Wednesday, February 23, 2005

Small Things Worth Sweating

"Don’t sweat the small stuff" is a cliche that for the most part is correct. Oftentimes, we do fixate on silly details. However, sometimes details are larger than they appear.

In his autobiography, Amos Oz describes a scene from his childhood in Jerusalem in the 1940's. In Auster’s grocery shop, there would be passionate discussions over which cheese to buy: should it be the kibbutz cheese, or the cheese from the local Arab villages? Yes, there’s a duty to support the kibbutzim, for ‘charity begins at home". On the other hand, you may not discriminate against outsiders, for "one law shall be for you and the stranger in your midst". So a trip to the grocery could turn into a heated debate’s choice of cheese.

Incidents like the "cheese debates" are an essential part of Jewish culture. One of the hallmarks of the Talmud is attention to detail. A classic example of this is a discussion about the obligation to dispose of bread before Passover. The Talmud ponders the following questions: A mouse goes into a room with some bread, and later leaves with some bread. Can you assume it took out the original bread, or perhaps this is a new piece of bread and he left the original behind? What if a white mouse goes in, but a black mouse comes out with bread? What if a mouse goes in with bread, and a weasel comes out with bread? Finally, the Talmud declares "teiku", it has no definitive answer!

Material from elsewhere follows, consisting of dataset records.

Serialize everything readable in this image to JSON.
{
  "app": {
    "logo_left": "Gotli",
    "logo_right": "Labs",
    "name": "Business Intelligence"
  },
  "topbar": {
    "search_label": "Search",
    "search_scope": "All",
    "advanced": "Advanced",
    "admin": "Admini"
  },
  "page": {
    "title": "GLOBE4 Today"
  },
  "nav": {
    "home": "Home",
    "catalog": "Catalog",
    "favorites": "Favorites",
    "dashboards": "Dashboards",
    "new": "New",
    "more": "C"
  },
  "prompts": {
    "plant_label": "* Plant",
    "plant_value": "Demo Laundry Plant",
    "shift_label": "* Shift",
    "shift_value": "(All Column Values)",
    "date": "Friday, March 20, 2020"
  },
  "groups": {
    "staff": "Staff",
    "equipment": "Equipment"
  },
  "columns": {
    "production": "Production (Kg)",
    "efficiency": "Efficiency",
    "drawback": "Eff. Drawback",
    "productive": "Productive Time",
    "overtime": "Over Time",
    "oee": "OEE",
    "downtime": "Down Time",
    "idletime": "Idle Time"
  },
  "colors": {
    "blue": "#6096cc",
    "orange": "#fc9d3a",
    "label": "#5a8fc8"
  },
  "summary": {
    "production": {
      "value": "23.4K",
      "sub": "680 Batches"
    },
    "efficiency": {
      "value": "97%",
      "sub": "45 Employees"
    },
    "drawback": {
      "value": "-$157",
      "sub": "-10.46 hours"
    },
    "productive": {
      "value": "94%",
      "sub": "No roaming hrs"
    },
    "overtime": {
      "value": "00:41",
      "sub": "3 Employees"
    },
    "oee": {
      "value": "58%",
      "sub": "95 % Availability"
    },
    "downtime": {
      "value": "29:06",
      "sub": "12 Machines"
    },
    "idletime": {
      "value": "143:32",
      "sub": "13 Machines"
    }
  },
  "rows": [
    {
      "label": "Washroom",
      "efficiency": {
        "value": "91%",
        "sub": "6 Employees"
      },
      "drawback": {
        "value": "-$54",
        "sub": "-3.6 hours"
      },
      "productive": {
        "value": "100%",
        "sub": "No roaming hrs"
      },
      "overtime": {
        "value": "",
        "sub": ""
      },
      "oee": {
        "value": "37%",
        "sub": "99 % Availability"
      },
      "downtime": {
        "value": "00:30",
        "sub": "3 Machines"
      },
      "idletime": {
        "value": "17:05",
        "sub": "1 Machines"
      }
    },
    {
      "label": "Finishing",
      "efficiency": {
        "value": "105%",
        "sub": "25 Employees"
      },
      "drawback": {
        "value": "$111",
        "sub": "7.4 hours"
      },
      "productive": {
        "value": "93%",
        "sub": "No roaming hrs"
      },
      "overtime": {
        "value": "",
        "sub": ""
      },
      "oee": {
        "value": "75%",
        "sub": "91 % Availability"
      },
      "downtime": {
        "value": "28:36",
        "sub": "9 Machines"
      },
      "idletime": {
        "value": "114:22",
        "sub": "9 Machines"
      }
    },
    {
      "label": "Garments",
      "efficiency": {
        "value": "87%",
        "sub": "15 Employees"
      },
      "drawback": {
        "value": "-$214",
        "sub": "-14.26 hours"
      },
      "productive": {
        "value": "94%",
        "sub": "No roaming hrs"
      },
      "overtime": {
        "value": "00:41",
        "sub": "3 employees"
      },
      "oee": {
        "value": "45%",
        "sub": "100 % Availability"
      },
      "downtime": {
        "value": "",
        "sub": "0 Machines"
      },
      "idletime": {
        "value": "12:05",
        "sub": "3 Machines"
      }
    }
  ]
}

This attention to detail is more than academic. Details make a big difference. Small gestures express larger commitments. A suitor’s rose is more than a mere rose; in the right context, a simple rose represents profound love.

I once read about an executive who immediately threw out any CV’s with typos. This may seem harsh, but it is appropriate. Looking for typos in a CV is not nitpicking. If an applicant is truly interested, his CV would be flawless. On a CV, presentation equals commitment.

Indeed, the very fabric of society is formed by small details. When Rudy Giuliani became mayor of New York, he began to combat crime by concentrating on the presence of squeegee men. On busy corners, men would rush out at red lights to wash windshields and then intimidate the drivers for spare change. While they had been ignored by previous administrations as a mere annoyance, Giuliani realized squeegee men played a key role in the perpetuation of crime. By tolerating the minor infractions of the squeegee men, the police department fostered a culture of lawlessness. The squeegee men gave the city an ambience of disorder, a place where anything goes. By cracking down on these minor infractions, Giuliani transformed the culture of New York.

We should never fixate on petty details. But there is small stuff worth sweating, little acts of commitment that make a big difference.